Ему нравилась эта пластинка, и Тощему тоже, и они чувствовали себя совершенно беззаботными, напевая балладу «Письмо». Про письмо, которое один друг пишет другому, который знает, что скоро умрет, и снова пили с жаждой пилигримов. Стало видно дно бутылки, и Тощий подкатил инвалидную коляску к шкафу и достал полбутылки, оставшейся со вчерашнего дня, и они подумали: «Отлично, у нас есть еще пинта рома, мы справимся с этим», – им захотелось выпить весь алкоголь.
– Этот ром отличный, не так ли? – спросил Тощий и улыбнулся.
– Ты несешь обычный пьяный бред.
– Но что я такого сказал?
– Ничего, только про этот ром и прочее. Конечно, он хорош, приятель.
– И это все надо выпить? Мы уже напились…
Он запротестовал и снова отпил, как будто ему нужно было прочистить горло. Марио смотрел на него, он видел его таким толстым и таким изменившимся, он не знал, как долго еще сможет рассчитывать на Тощего, и остатки его ностальгии и неудач начали всплывать в его голове, когда он пытался представить Тощего Карлоса худым и ходячим, но его мозг отказывался воспринимать это приятное зрелище. И это стало последней каплей:
– Как давно с тобой происходило чего-нибудь такого, за что тебе было бы стыдно, Тощий, но стыдно по-настоящему?
– Эй, парень, – улыбнулся Тощий и посмотрел на свою рюмку в упор, – так что пьяный тут я? А тот, кто начинает задавать такой вопрос - трезвенник?
– Я серьезно.
– У меня нет привычки подсчитывать такое. Жить так, – и он указал на свои ноги, но улыбнулся, – без ног уже стыдно. Так что ты хочешь услышать от меня?
Конде посмотрел на него и кивнул, конечно, это было неловко, но он уже знал, как все исправить.
– Чего ты стыдишься больше всего в жизни?
– Чего ты хочешь? Ладно, а за что тебе стыдно?
– Дай подумать… Когда я пытался научиться водить машину, заехал на заправку, сильно врезался и опрокинул бак на пятьдесят пять галлонов. Придурки, которые там были, аплодировали мне и все такое.
– Ерунда какая…
– Ну, каждый раз, когда я вспоминаю, мне становится чертовски стыдно.… Я не знаю почему. То же самое происходит со мной, когда я вспоминаю тот день, когда Эдуардо кинул ботинком в директора лагеря, а я испугался.
– Да, я это помню.… Слушай, меня убивает каждый раз, когда медсестра заставляет меня пописать на утку.
– А меня кошмарит тот день, когда я нагнулся в колледже и порвал штаны…
– Я бы даже не вспоминал тот день, налей еще мне рома.

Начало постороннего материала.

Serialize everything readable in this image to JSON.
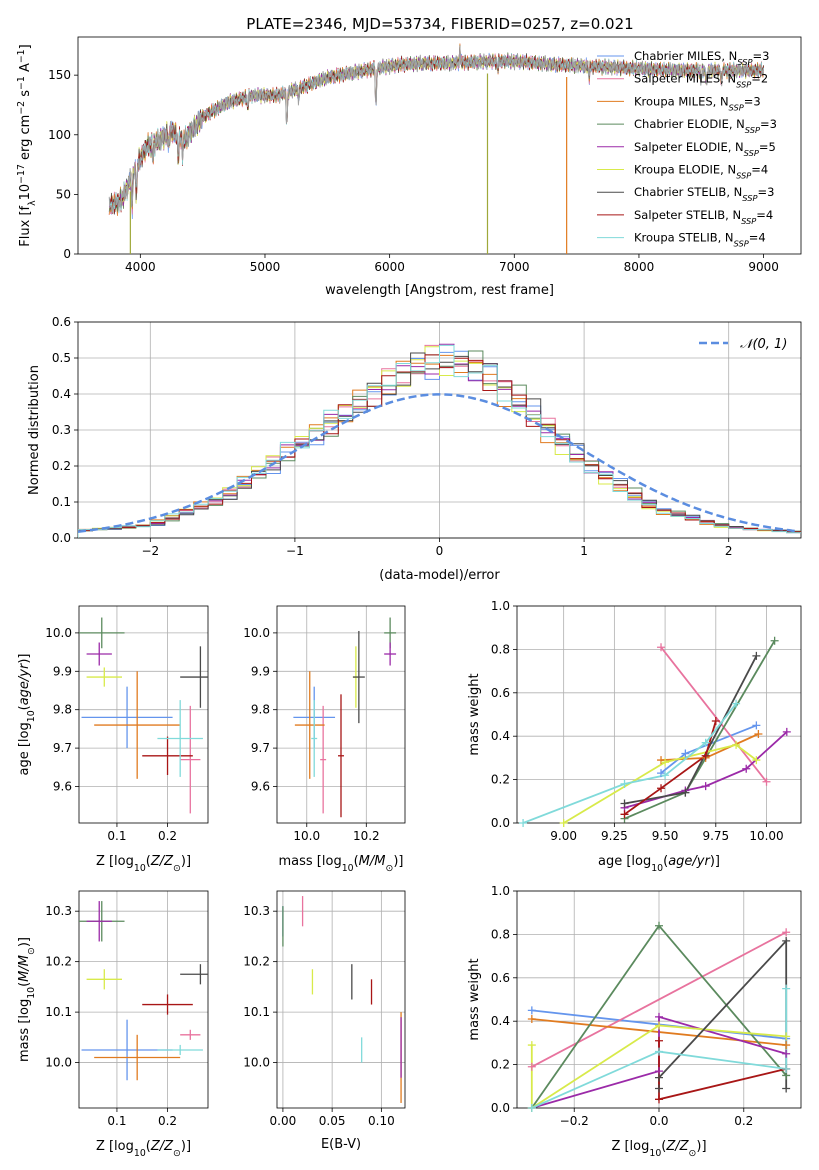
{
  "figure_title": "PLATE=2346, MJD=53734, FIBERID=0257, z=0.021",
  "colors": {
    "Chabrier MILES": "#6495ed",
    "Salpeter MILES": "#e8739e",
    "Kroupa MILES": "#e07b20",
    "Chabrier ELODIE": "#5b8a5e",
    "Salpeter ELODIE": "#9b2aa8",
    "Kroupa ELODIE": "#d8ea4a",
    "Chabrier STELIB": "#4a4a4a",
    "Salpeter STELIB": "#a81616",
    "Kroupa STELIB": "#80dada",
    "data": "#a0a0a0",
    "normal": "#5b8de0"
  },
  "legend_main": [
    {
      "key": "Chabrier MILES",
      "label": "Chabrier MILES, N",
      "sub": "SSP",
      "n": "=3"
    },
    {
      "key": "Salpeter MILES",
      "label": "Salpeter MILES, N",
      "sub": "SSP",
      "n": "=2"
    },
    {
      "key": "Kroupa MILES",
      "label": "Kroupa MILES, N",
      "sub": "SSP",
      "n": "=3"
    },
    {
      "key": "Chabrier ELODIE",
      "label": "Chabrier ELODIE, N",
      "sub": "SSP",
      "n": "=3"
    },
    {
      "key": "Salpeter ELODIE",
      "label": "Salpeter ELODIE, N",
      "sub": "SSP",
      "n": "=5"
    },
    {
      "key": "Kroupa ELODIE",
      "label": "Kroupa ELODIE, N",
      "sub": "SSP",
      "n": "=4"
    },
    {
      "key": "Chabrier STELIB",
      "label": "Chabrier STELIB, N",
      "sub": "SSP",
      "n": "=3"
    },
    {
      "key": "Salpeter STELIB",
      "label": "Salpeter STELIB, N",
      "sub": "SSP",
      "n": "=4"
    },
    {
      "key": "Kroupa STELIB",
      "label": "Kroupa STELIB, N",
      "sub": "SSP",
      "n": "=4"
    }
  ],
  "chart_data": [
    {
      "id": "spectrum",
      "type": "line",
      "xlabel": "wavelength [Angstrom, rest frame]",
      "ylabel": "Flux [f_λ 10^-17 erg cm^-2 s^-1 A^-1]",
      "xlim": [
        3500,
        9300
      ],
      "ylim": [
        0,
        182
      ],
      "xticks": [
        4000,
        5000,
        6000,
        7000,
        8000,
        9000
      ],
      "yticks": [
        0,
        50,
        100,
        150
      ],
      "grid": false,
      "legend": "top-right",
      "continuum": [
        [
          3750,
          40
        ],
        [
          3850,
          45
        ],
        [
          3950,
          70
        ],
        [
          4050,
          90
        ],
        [
          4150,
          95
        ],
        [
          4250,
          103
        ],
        [
          4350,
          95
        ],
        [
          4500,
          115
        ],
        [
          4700,
          127
        ],
        [
          4900,
          133
        ],
        [
          5100,
          133
        ],
        [
          5300,
          140
        ],
        [
          5500,
          148
        ],
        [
          5700,
          152
        ],
        [
          5900,
          156
        ],
        [
          6100,
          159
        ],
        [
          6300,
          160
        ],
        [
          6500,
          160
        ],
        [
          6700,
          161
        ],
        [
          6900,
          162
        ],
        [
          7100,
          161
        ],
        [
          7300,
          159
        ],
        [
          7500,
          158
        ],
        [
          7700,
          157
        ],
        [
          7900,
          156
        ],
        [
          8100,
          155
        ],
        [
          8300,
          154
        ],
        [
          8500,
          154
        ],
        [
          8700,
          154
        ],
        [
          8900,
          154
        ],
        [
          9000,
          154
        ]
      ],
      "absorption": [
        [
          3934,
          30
        ],
        [
          3969,
          25
        ],
        [
          4101,
          12
        ],
        [
          4227,
          10
        ],
        [
          4304,
          18
        ],
        [
          4340,
          12
        ],
        [
          4861,
          10
        ],
        [
          5175,
          30
        ],
        [
          5270,
          10
        ],
        [
          5890,
          35
        ],
        [
          6563,
          6
        ],
        [
          6867,
          8
        ],
        [
          7600,
          10
        ],
        [
          8498,
          8
        ],
        [
          8542,
          12
        ],
        [
          8662,
          10
        ]
      ],
      "emission": [
        [
          6563,
          22
        ]
      ],
      "spikes": [
        [
          3920,
          0
        ],
        [
          6785,
          0
        ],
        [
          7420,
          0
        ]
      ]
    },
    {
      "id": "residuals",
      "type": "histogram",
      "xlabel": "(data-model)/error",
      "ylabel": "Normed distribution",
      "xlim": [
        -2.5,
        2.5
      ],
      "ylim": [
        0,
        0.6
      ],
      "xticks": [
        -2,
        -1,
        0,
        1,
        2
      ],
      "xtick_labels": [
        "−2",
        "−1",
        "0",
        "1",
        "2"
      ],
      "yticks": [
        0.0,
        0.1,
        0.2,
        0.3,
        0.4,
        0.5,
        0.6
      ],
      "grid": true,
      "legend": "top-right",
      "legend_label": "𝒩(0, 1)",
      "bin_width": 0.1,
      "envelope": [
        [
          -2.5,
          0.02
        ],
        [
          -2.0,
          0.035
        ],
        [
          -1.5,
          0.11
        ],
        [
          -1.0,
          0.25
        ],
        [
          -0.6,
          0.36
        ],
        [
          -0.2,
          0.47
        ],
        [
          0.0,
          0.5
        ],
        [
          0.3,
          0.47
        ],
        [
          0.6,
          0.36
        ],
        [
          1.0,
          0.21
        ],
        [
          1.5,
          0.08
        ],
        [
          2.0,
          0.03
        ],
        [
          2.5,
          0.015
        ]
      ]
    },
    {
      "id": "age-vs-z",
      "type": "errorbar",
      "xlabel": "Z [log10(Z/Z⊙)]",
      "ylabel": "age [log10(age/yr)]",
      "xlim": [
        0.025,
        0.28
      ],
      "ylim": [
        9.505,
        10.07
      ],
      "xticks": [
        0.1,
        0.2
      ],
      "xtick_labels": [
        "0.1",
        "0.2"
      ],
      "yticks": [
        9.6,
        9.7,
        9.8,
        9.9,
        10.0
      ],
      "ytick_labels": [
        "9.6",
        "9.7",
        "9.8",
        "9.9",
        "10.0"
      ],
      "grid": true,
      "points": [
        {
          "key": "Chabrier MILES",
          "x": 0.12,
          "y": 9.78,
          "xerr": 0.09,
          "yerr": 0.08
        },
        {
          "key": "Salpeter MILES",
          "x": 0.245,
          "y": 9.67,
          "xerr": 0.02,
          "yerr": 0.14
        },
        {
          "key": "Kroupa MILES",
          "x": 0.14,
          "y": 9.76,
          "xerr": 0.085,
          "yerr": 0.14
        },
        {
          "key": "Chabrier ELODIE",
          "x": 0.07,
          "y": 10.0,
          "xerr": 0.045,
          "yerr": 0.04
        },
        {
          "key": "Salpeter ELODIE",
          "x": 0.065,
          "y": 9.945,
          "xerr": 0.025,
          "yerr": 0.03
        },
        {
          "key": "Kroupa ELODIE",
          "x": 0.075,
          "y": 9.885,
          "xerr": 0.035,
          "yerr": 0.025
        },
        {
          "key": "Chabrier STELIB",
          "x": 0.265,
          "y": 9.885,
          "xerr": 0.04,
          "yerr": 0.08
        },
        {
          "key": "Salpeter STELIB",
          "x": 0.2,
          "y": 9.68,
          "xerr": 0.05,
          "yerr": 0.05
        },
        {
          "key": "Kroupa STELIB",
          "x": 0.225,
          "y": 9.725,
          "xerr": 0.045,
          "yerr": 0.1
        }
      ]
    },
    {
      "id": "age-vs-mass",
      "type": "errorbar",
      "xlabel": "mass [log10(M/M⊙)]",
      "xlim": [
        9.9,
        10.33
      ],
      "ylim": [
        9.505,
        10.07
      ],
      "xticks": [
        10.0,
        10.2
      ],
      "xtick_labels": [
        "10.0",
        "10.2"
      ],
      "yticks": [
        9.6,
        9.7,
        9.8,
        9.9,
        10.0
      ],
      "ytick_labels": [
        "9.6",
        "9.7",
        "9.8",
        "9.9",
        "10.0"
      ],
      "grid": true,
      "points": [
        {
          "key": "Chabrier MILES",
          "x": 10.025,
          "y": 9.78,
          "xerr": 0.07,
          "yerr": 0.08
        },
        {
          "key": "Salpeter MILES",
          "x": 10.055,
          "y": 9.67,
          "xerr": 0.01,
          "yerr": 0.14
        },
        {
          "key": "Kroupa MILES",
          "x": 10.01,
          "y": 9.76,
          "xerr": 0.05,
          "yerr": 0.14
        },
        {
          "key": "Chabrier ELODIE",
          "x": 10.28,
          "y": 10.0,
          "xerr": 0.02,
          "yerr": 0.04
        },
        {
          "key": "Salpeter ELODIE",
          "x": 10.28,
          "y": 9.945,
          "xerr": 0.02,
          "yerr": 0.03
        },
        {
          "key": "Kroupa ELODIE",
          "x": 10.165,
          "y": 9.885,
          "xerr": 0.01,
          "yerr": 0.08
        },
        {
          "key": "Chabrier STELIB",
          "x": 10.175,
          "y": 9.885,
          "xerr": 0.02,
          "yerr": 0.12
        },
        {
          "key": "Salpeter STELIB",
          "x": 10.115,
          "y": 9.68,
          "xerr": 0.01,
          "yerr": 0.16
        },
        {
          "key": "Kroupa STELIB",
          "x": 10.025,
          "y": 9.725,
          "xerr": 0.01,
          "yerr": 0.1
        }
      ]
    },
    {
      "id": "weight-vs-age",
      "type": "line",
      "xlabel": "age [log10(age/yr)]",
      "ylabel": "mass weight",
      "xlim": [
        8.77,
        10.17
      ],
      "ylim": [
        0,
        1.0
      ],
      "xticks": [
        9.0,
        9.25,
        9.5,
        9.75,
        10.0
      ],
      "xtick_labels": [
        "9.00",
        "9.25",
        "9.50",
        "9.75",
        "10.00"
      ],
      "yticks": [
        0.0,
        0.2,
        0.4,
        0.6,
        0.8,
        1.0
      ],
      "ytick_labels": [
        "0.0",
        "0.2",
        "0.4",
        "0.6",
        "0.8",
        "1.0"
      ],
      "grid": true,
      "series": [
        {
          "key": "Chabrier MILES",
          "x": [
            9.48,
            9.6,
            9.95
          ],
          "y": [
            0.23,
            0.32,
            0.45
          ]
        },
        {
          "key": "Salpeter MILES",
          "x": [
            9.48,
            10.0
          ],
          "y": [
            0.81,
            0.19
          ]
        },
        {
          "key": "Kroupa MILES",
          "x": [
            9.48,
            9.7,
            9.96
          ],
          "y": [
            0.29,
            0.3,
            0.41
          ]
        },
        {
          "key": "Chabrier ELODIE",
          "x": [
            9.3,
            9.6,
            10.04
          ],
          "y": [
            0.02,
            0.14,
            0.84
          ]
        },
        {
          "key": "Salpeter ELODIE",
          "x": [
            9.3,
            9.6,
            9.7,
            9.9,
            10.1
          ],
          "y": [
            0.07,
            0.15,
            0.17,
            0.25,
            0.42
          ]
        },
        {
          "key": "Kroupa ELODIE",
          "x": [
            9.0,
            9.5,
            9.85,
            9.95
          ],
          "y": [
            0.0,
            0.28,
            0.36,
            0.29
          ]
        },
        {
          "key": "Chabrier STELIB",
          "x": [
            9.3,
            9.6,
            9.95
          ],
          "y": [
            0.09,
            0.14,
            0.77
          ]
        },
        {
          "key": "Salpeter STELIB",
          "x": [
            9.3,
            9.48,
            9.7,
            9.75
          ],
          "y": [
            0.04,
            0.16,
            0.31,
            0.47
          ]
        },
        {
          "key": "Kroupa STELIB",
          "x": [
            8.8,
            9.3,
            9.5,
            9.7,
            9.85
          ],
          "y": [
            0.0,
            0.18,
            0.22,
            0.37,
            0.55
          ]
        }
      ]
    },
    {
      "id": "mass-vs-z",
      "type": "errorbar",
      "xlabel": "Z [log10(Z/Z⊙)]",
      "ylabel": "mass [log10(M/M⊙)]",
      "xlim": [
        0.025,
        0.28
      ],
      "ylim": [
        9.91,
        10.34
      ],
      "xticks": [
        0.1,
        0.2
      ],
      "xtick_labels": [
        "0.1",
        "0.2"
      ],
      "yticks": [
        10.0,
        10.1,
        10.2,
        10.3
      ],
      "ytick_labels": [
        "10.0",
        "10.1",
        "10.2",
        "10.3"
      ],
      "grid": true,
      "points": [
        {
          "key": "Chabrier MILES",
          "x": 0.12,
          "y": 10.025,
          "xerr": 0.09,
          "yerr": 0.06
        },
        {
          "key": "Salpeter MILES",
          "x": 0.245,
          "y": 10.055,
          "xerr": 0.02,
          "yerr": 0.01
        },
        {
          "key": "Kroupa MILES",
          "x": 0.14,
          "y": 10.01,
          "xerr": 0.085,
          "yerr": 0.045
        },
        {
          "key": "Chabrier ELODIE",
          "x": 0.07,
          "y": 10.28,
          "xerr": 0.045,
          "yerr": 0.04
        },
        {
          "key": "Salpeter ELODIE",
          "x": 0.065,
          "y": 10.28,
          "xerr": 0.025,
          "yerr": 0.04
        },
        {
          "key": "Kroupa ELODIE",
          "x": 0.075,
          "y": 10.165,
          "xerr": 0.035,
          "yerr": 0.02
        },
        {
          "key": "Chabrier STELIB",
          "x": 0.265,
          "y": 10.175,
          "xerr": 0.04,
          "yerr": 0.02
        },
        {
          "key": "Salpeter STELIB",
          "x": 0.2,
          "y": 10.115,
          "xerr": 0.05,
          "yerr": 0.02
        },
        {
          "key": "Kroupa STELIB",
          "x": 0.225,
          "y": 10.025,
          "xerr": 0.045,
          "yerr": 0.01
        }
      ]
    },
    {
      "id": "mass-vs-ebv",
      "type": "errorbar",
      "xlabel": "E(B-V)",
      "xlim": [
        -0.006,
        0.124
      ],
      "ylim": [
        9.91,
        10.34
      ],
      "xticks": [
        0.0,
        0.05,
        0.1
      ],
      "xtick_labels": [
        "0.00",
        "0.05",
        "0.10"
      ],
      "yticks": [
        10.0,
        10.1,
        10.2,
        10.3
      ],
      "ytick_labels": [
        "10.0",
        "10.1",
        "10.2",
        "10.3"
      ],
      "grid": true,
      "points": [
        {
          "key": "Chabrier MILES",
          "x": 0.0,
          "y": 10.28,
          "xerr": 0,
          "yerr": 0.03
        },
        {
          "key": "Salpeter MILES",
          "x": 0.02,
          "y": 10.3,
          "xerr": 0,
          "yerr": 0.03
        },
        {
          "key": "Kroupa MILES",
          "x": 0.12,
          "y": 10.01,
          "xerr": 0,
          "yerr": 0.09
        },
        {
          "key": "Chabrier ELODIE",
          "x": 0.0,
          "y": 10.27,
          "xerr": 0,
          "yerr": 0.04
        },
        {
          "key": "Salpeter ELODIE",
          "x": 0.12,
          "y": 10.03,
          "xerr": 0,
          "yerr": 0.06
        },
        {
          "key": "Kroupa ELODIE",
          "x": 0.03,
          "y": 10.16,
          "xerr": 0,
          "yerr": 0.025
        },
        {
          "key": "Chabrier STELIB",
          "x": 0.07,
          "y": 10.16,
          "xerr": 0,
          "yerr": 0.035
        },
        {
          "key": "Salpeter STELIB",
          "x": 0.09,
          "y": 10.14,
          "xerr": 0,
          "yerr": 0.025
        },
        {
          "key": "Kroupa STELIB",
          "x": 0.08,
          "y": 10.025,
          "xerr": 0,
          "yerr": 0.025
        }
      ]
    },
    {
      "id": "weight-vs-z",
      "type": "line",
      "xlabel": "Z [log10(Z/Z⊙)]",
      "ylabel": "mass weight",
      "xlim": [
        -0.335,
        0.335
      ],
      "ylim": [
        0,
        1.0
      ],
      "xticks": [
        -0.2,
        0.0,
        0.2
      ],
      "xtick_labels": [
        "−0.2",
        "0.0",
        "0.2"
      ],
      "yticks": [
        0.0,
        0.2,
        0.4,
        0.6,
        0.8,
        1.0
      ],
      "ytick_labels": [
        "0.0",
        "0.2",
        "0.4",
        "0.6",
        "0.8",
        "1.0"
      ],
      "grid": true,
      "series": [
        {
          "key": "Chabrier MILES",
          "x": [
            -0.3,
            0.3
          ],
          "y": [
            0.45,
            0.32
          ]
        },
        {
          "key": "Salpeter MILES",
          "x": [
            -0.3,
            0.3
          ],
          "y": [
            0.19,
            0.81
          ]
        },
        {
          "key": "Kroupa MILES",
          "x": [
            -0.3,
            0.3
          ],
          "y": [
            0.41,
            0.29
          ]
        },
        {
          "key": "Chabrier ELODIE",
          "x": [
            -0.3,
            0.0,
            0.3
          ],
          "y": [
            0.0,
            0.84,
            0.15
          ]
        },
        {
          "key": "Salpeter ELODIE",
          "x": [
            -0.3,
            0.0,
            0.0,
            0.3
          ],
          "y": [
            0.0,
            0.17,
            0.42,
            0.25
          ]
        },
        {
          "key": "Kroupa ELODIE",
          "x": [
            -0.3,
            -0.3,
            0.0,
            0.3
          ],
          "y": [
            0.29,
            0.0,
            0.38,
            0.33
          ]
        },
        {
          "key": "Chabrier STELIB",
          "x": [
            0.0,
            0.0,
            0.3,
            0.3
          ],
          "y": [
            0.09,
            0.14,
            0.77,
            0.09
          ]
        },
        {
          "key": "Salpeter STELIB",
          "x": [
            0.0,
            0.0,
            0.3
          ],
          "y": [
            0.31,
            0.04,
            0.18
          ]
        },
        {
          "key": "Kroupa STELIB",
          "x": [
            -0.3,
            0.0,
            0.3,
            0.3
          ],
          "y": [
            0.0,
            0.26,
            0.18,
            0.55
          ]
        }
      ]
    }
  ]
}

– Черт, все это ерунда… Но то, что случилось со мной сегодня, Тощий, я умираю от стыда, я умираю, – и он закрыл глаза, чтобы сохранить остатки здравого смысла и не умереть снова от стыда, и признался Тощему, – Тамара пригласила меня, и… Я должен был уйти от нее, но я испугался, и мы поднялись наверх, и она была такая, как я представлял её себе... Какого черта, Тощий. Почему с другими не случается таких вещей, от которых стыдно? Дай сюда бутылку рома, Тощий.